Just because you have a demographic doesn’t mean your message can’t be accessible to a wider group. This is true in business marketing, but also ministry planning. The way you structure your ministry presentation will most likely identify with a certain type of individual….thats natural. But I don’t think it has to stop there. Its great to know/understand your demo… but that shouldn’t be a one-stop-shop for how you evaluate your presentation.
Your presentation may resonate with one specific audience, but it can be accessible to a broader range of people. What does that mean? One way is to appeal to people’s appreciation of excellence. I had a friend, my age, in the music industry talk about his experience at what most of us would consider a “traditional” church. He said that it was “old school” but they did it so well that he got caught up in the grandeur of the moment. He definitely was not the demographic of the normal person that resonates with the presentation of that church, but it was accessible to him because it was done well.
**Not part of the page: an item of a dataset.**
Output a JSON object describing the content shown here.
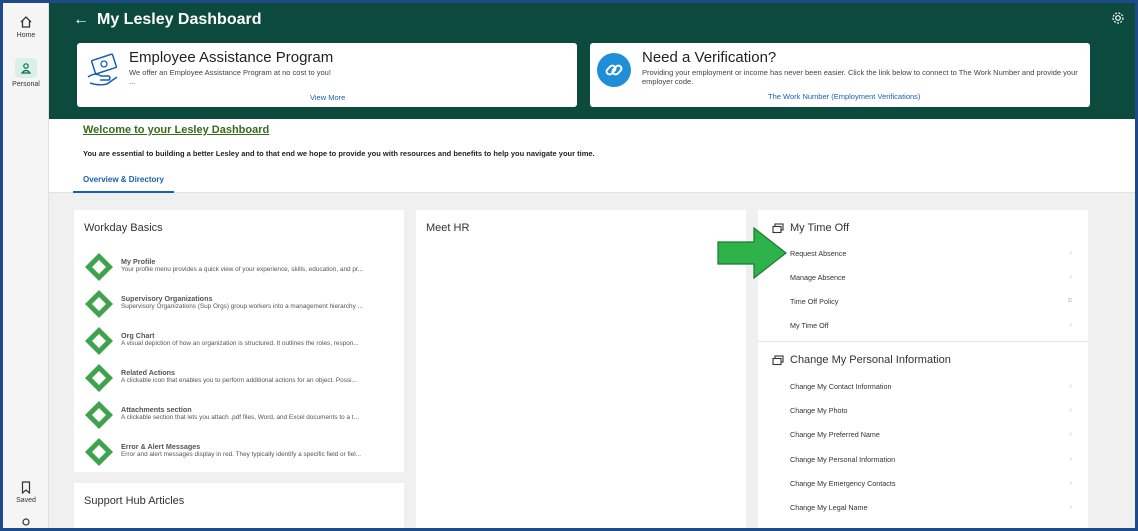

I think one of the easiest ways to increase your accessibility is look at things you can get rid of that may be “turn-offs”, but don’t change the heart of your message. Lets look at an over-exaggeration to make the point. Let’s say you happen to like the word “groovy” and your demographic likes the word, but its a turn-off to people outside your core audience. If “groovy” isn’t a central part of your message, just let go of it. I would say its not about doing things that people outside your audience love, trying to be all things to all people, but NOT doing things that turn them away.
There are 3 questions I like to ask in this order:
- 1 – Whats my message and is it clear?
- 2 – Who does my message resonate with? (Godin calls this “tribe”)
- 3 – and who could this message be accessible to/what’s the inhibitors to that happening?